20 of Vin Scully’s Funniest, Most Memorable Baseball Calls (Videos)

From World Series and perfect games to stories about beards and bird droppings, Vin Scully leaves behind a broadcasting legacy unlike any other

Vin Scully
Fox Sports

Hollywood loves a good story, and now one of the greatest storytellers it has ever served as home to is hanging it up. As longtime broadcaster Vin Scully brings his 67-year career to an end, let’s look back at his most famous calls as well as some of his more humorous moments from recent years.

“In a year that has been so improbable, the impossible has happened!” Scully’s call of Kirk Gibson’s home run in the 1988 World Series has become one of the most famous soundbites in baseball history.

Sixteen years later, Scully called Clayton Kershaw’s no-hitter against the Colorado Rockies, simply declaring “He’s done it!” upon the final strikeout.

“He is one strike away from the promised land!” Scully has the ability to come up with the best words for the most dramatic occasion. His call of Sandy Koufax’s perfect game is the gold standard for sports radio broadcasting.

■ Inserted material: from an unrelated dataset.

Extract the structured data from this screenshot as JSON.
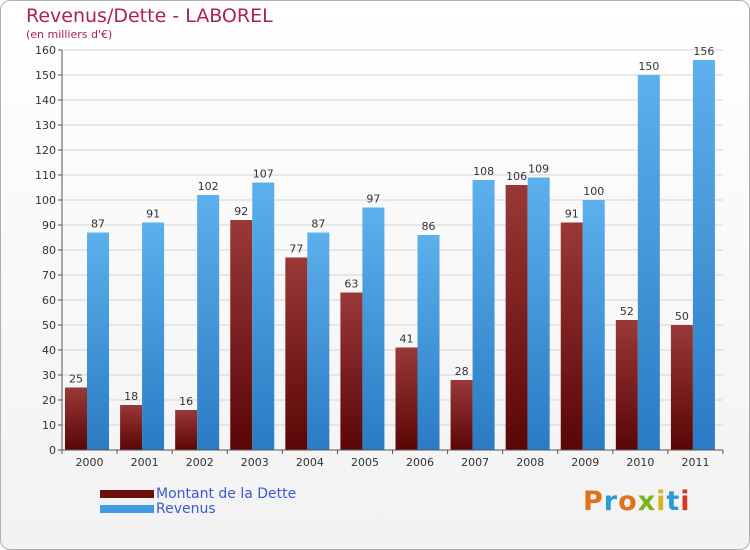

That wasn’t the only masterpiece Scully called. In 1956, he was on the microphone when Yankees legend Don Larsen pitched the only perfect game in the history of the World Series.

Scully was also there when Hank Aaron passed Babe Ruth to capture the most sacred of all baseball records: most career home runs. Scully, ever aware of the gravity of the moment, took the call beyond sports: “A black man is getting a standing ovation in the Deep South for breaking the record of an all-time baseball idol.”

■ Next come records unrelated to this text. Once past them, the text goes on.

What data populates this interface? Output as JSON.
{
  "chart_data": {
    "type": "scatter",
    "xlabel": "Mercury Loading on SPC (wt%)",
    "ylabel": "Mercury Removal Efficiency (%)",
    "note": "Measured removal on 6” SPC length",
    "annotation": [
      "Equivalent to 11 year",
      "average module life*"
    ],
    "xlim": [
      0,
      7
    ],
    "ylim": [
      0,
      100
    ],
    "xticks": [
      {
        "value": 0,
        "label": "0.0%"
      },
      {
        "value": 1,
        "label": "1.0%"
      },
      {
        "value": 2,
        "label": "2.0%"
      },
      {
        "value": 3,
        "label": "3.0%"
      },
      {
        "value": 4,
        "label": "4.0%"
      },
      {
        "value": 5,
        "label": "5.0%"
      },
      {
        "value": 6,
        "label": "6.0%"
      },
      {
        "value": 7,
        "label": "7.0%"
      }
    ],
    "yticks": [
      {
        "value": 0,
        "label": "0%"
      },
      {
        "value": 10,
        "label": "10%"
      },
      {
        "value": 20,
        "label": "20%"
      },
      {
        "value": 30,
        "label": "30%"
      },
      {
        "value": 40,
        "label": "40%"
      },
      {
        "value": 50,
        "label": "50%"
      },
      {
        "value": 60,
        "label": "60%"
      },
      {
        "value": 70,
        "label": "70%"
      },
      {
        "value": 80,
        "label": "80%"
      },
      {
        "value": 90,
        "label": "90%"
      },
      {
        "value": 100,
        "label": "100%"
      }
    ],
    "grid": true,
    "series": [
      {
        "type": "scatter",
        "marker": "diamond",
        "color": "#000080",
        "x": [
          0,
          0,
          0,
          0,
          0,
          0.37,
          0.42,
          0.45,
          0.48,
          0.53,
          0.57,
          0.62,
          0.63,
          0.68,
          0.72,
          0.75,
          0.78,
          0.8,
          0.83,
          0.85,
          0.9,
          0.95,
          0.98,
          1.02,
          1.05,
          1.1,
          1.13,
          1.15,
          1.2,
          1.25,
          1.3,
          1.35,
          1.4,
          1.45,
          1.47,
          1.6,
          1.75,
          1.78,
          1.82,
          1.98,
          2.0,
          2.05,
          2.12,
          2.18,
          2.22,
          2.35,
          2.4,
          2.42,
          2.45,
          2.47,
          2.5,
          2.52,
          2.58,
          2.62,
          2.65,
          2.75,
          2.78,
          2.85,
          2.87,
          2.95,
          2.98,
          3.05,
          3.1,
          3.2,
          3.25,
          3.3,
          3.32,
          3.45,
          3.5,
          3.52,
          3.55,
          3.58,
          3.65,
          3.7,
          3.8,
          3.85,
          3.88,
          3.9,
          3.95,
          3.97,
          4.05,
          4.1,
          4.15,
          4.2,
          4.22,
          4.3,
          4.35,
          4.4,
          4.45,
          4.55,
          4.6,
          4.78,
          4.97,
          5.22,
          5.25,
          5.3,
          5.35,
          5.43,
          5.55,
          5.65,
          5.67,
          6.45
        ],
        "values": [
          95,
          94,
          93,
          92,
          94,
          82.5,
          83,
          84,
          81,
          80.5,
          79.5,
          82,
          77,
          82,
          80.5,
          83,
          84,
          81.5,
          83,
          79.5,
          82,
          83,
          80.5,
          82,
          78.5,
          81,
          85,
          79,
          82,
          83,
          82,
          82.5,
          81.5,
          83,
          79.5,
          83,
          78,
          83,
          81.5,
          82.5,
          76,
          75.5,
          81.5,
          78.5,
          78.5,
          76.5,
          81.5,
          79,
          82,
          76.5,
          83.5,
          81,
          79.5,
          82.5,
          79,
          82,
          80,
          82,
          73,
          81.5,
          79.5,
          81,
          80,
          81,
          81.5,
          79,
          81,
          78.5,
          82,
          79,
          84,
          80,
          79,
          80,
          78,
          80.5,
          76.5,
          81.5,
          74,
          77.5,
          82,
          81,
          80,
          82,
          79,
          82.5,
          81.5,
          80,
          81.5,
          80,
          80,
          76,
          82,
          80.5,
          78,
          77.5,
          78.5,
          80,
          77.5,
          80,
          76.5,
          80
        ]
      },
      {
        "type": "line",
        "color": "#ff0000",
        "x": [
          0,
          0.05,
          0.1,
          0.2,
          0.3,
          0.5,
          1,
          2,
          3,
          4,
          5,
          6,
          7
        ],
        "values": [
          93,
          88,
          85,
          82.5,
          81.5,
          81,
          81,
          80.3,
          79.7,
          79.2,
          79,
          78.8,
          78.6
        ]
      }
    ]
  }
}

In the 1980s, Fernando Valenzuela was one of the hottest draws for the Dodgers. A decade after his debut, he pitched a no-hitter that prompted Scully to deliver one of his most famous lines: “If you have a sombrero, throw it to the sky.”

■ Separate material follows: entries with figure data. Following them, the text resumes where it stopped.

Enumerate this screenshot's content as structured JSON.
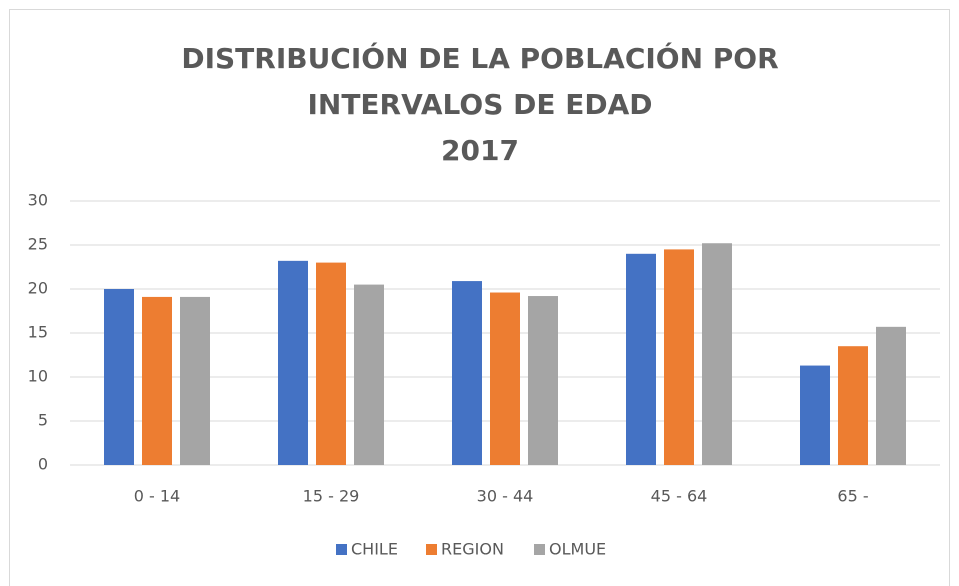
{
  "chart_data": {
    "type": "bar",
    "title": [
      "DISTRIBUCIÓN DE LA POBLACIÓN POR",
      "INTERVALOS DE EDAD",
      "2017"
    ],
    "categories": [
      "0 - 14",
      "15 - 29",
      "30 - 44",
      "45 - 64",
      "65 -"
    ],
    "series": [
      {
        "name": "CHILE",
        "color": "#4472c4",
        "values": [
          20.0,
          23.2,
          20.9,
          24.0,
          11.3
        ]
      },
      {
        "name": "REGION",
        "color": "#ed7d31",
        "values": [
          19.1,
          23.0,
          19.6,
          24.5,
          13.5
        ]
      },
      {
        "name": "OLMUE",
        "color": "#a5a5a5",
        "values": [
          19.1,
          20.5,
          19.2,
          25.2,
          15.7
        ]
      }
    ],
    "ylim": [
      0,
      30
    ],
    "yticks": [
      0,
      5,
      10,
      15,
      20,
      25,
      30
    ],
    "grid": true,
    "legend": "bottom"
  }
}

Now for the lighter side of Vin. Scully remained mostly professional when a foul swing into the dirt sent a ball into the umpire’s weak spot, but couldn’t resist doing a little squeaky voice as he recovered.

Baseball managers can be prone to expletive-laden meltdowns after bad calls, so Scully did his best to make one of them a little more family-friendly. That is blinkin’ impressive.

Scully’s experience has taught him that sometimes the best thing to say is nothing at all. That’s what he did when Yasiel Puig hit his first career grand slam and sent Dodger Stadium into a roaring frenzy.

Vin Scully’s stories aren’t limited to just baseball. When the Stanley Cup paid a visit to Scully’s booth in 2014, he immediately broke into stories about ice hockey back in the 1930s, including his favorite players on the New York Rangers.

Nothing fazes Vin Scully. Not even an earthquake. When Dodger Stadium started rattling and rolling during a game, Scully simply noted that it happened and broke into an anecdote about the 1989 San Francisco earthquake that shook Candlestick Park.

When a dugout-clearing brawl ensues, Scully is the coolest guy in the stadium. Here he is calling a particularly violent fight between the Dodgers and Diamondbacks.

Some baseball players have turned facial hair into an art form. Inspired by the popularity of beards, Scully launched into an oral history on the evolution of the beard going back to ancient times.

Scully loves telling stories about all baseball players, even those who play for the Dodgers’ most hated rival. Here’s a story he had on San Francisco Giants ace Madison Bumgarner.

Another incredible story from Scully was about how St. Louis Cardinals manager Mike Matheny chose to stay in college instead of going to the majors after getting pooped on by a pigeon. It turns out a pigeon can change your life.

In an attempt to keep up with the times, Scully had his broadcast team teach him about Twitter. When he suggested during a broadcast that Dodger fans get catcher A.J. Ellis trending on Twitter, Ellis became the top trending topic in the U.S.

When legendary UCLA basketball coach John Wooden passed away in 2010, Scully took a pause in the broadcast to inform viewers of his passing and honor him with a quote from Shakespeare.

Scully had the privilege of calling the at-bats of Jackie Robinson back during the Dodgers’ years in Brooklyn, and he has many tales about Robinson’s challenges when he got started in the majors.

Even with the breeze off of the ocean, day games at Dodger Stadium can be scorchers. Cue a desert joke from Vin.

If you want to listen to Scully at the dawn of his career, you can listen to this complete broadcast he did of a game between the Dodgers and Cubs way back in 1957.